Momentos después, apareció un policía con algo en la mano. Sus ojos entrecerrados escudriñaron a la multitud. Para su creciente horror, Carmella vio que sostenía un distintivo amarillo brillante de un grupo turístico. El corazón se le subió a la garganta cuando el agente vio la placa a juego que llevaba Carmella en el pecho. Ella tambaleó y estuvo a punto de desmayarse cuando el agente se acercó a su grupo.
—Damas y caballeros —tartamudeó en un inglés vacilante—. Su guía turístico, Yasar... está muerto.
Carmella rompió a llorar. Dominic Russo cerró la mandíbula sobre el croissant que había estado masticando. Janice Everett dio un grito ahogado y se arrodilló para rezar.
Dominic se acercó al policía.
—¿Cómo murió?
Jeff Sullivan buscó su grabadora digital en el bolso.
—Aparentemente, fue un envenenamiento.
—Es esta agua... el agua de aquí, ¡nos dijeron que no la bebiéramos! —Anna María Russo se metió en la boca dos pastillas de vitamina C.
—Señora, el agua de aquí es veneno solo para los extranjeros —explicó el oficial—. Yasar era egipcio.

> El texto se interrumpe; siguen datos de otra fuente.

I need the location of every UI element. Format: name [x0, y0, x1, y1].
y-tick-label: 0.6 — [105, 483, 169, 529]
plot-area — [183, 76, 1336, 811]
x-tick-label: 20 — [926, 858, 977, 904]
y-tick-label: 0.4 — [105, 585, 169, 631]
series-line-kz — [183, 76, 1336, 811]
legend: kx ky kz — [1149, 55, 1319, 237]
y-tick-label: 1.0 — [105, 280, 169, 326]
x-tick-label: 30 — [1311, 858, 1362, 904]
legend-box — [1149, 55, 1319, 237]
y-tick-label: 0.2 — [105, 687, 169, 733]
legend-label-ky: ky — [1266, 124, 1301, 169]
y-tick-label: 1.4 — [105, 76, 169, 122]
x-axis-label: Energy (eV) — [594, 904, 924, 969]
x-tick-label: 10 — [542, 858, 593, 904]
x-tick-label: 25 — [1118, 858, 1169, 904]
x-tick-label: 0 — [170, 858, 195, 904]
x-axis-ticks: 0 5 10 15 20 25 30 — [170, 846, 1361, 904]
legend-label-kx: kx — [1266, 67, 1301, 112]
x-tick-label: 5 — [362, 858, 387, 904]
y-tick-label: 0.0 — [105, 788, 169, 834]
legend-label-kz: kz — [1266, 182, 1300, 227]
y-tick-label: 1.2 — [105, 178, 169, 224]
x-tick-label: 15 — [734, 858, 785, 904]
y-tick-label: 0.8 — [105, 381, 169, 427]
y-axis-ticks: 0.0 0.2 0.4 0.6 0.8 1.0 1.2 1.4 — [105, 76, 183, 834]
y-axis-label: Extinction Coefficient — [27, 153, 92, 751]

—¡Entonces, fue la maldición del faraón! —gritó Janice Everett, apretando las cuentas de su rosario desgastado.
Paralizada por la conmoción, Carmella siguió al grupo hasta el autobús, y se sentó en un silencio aturdido durante todo el camino de vuelta a El Cairo.
Solo había pasado unas horas de su vida con Yasar, pero había disfrutado mucho de su compañía. Un pensamiento repentino la hizo estremecer: él había estado tan seguro de que el pequeño Corán lo protegería de cualquier daño...
¿Acaso ese libro andrajoso estaba maldito de alguna manera? Se sacudió el horrible pensamiento de su mente. Eso sí que era una superstición de otra época.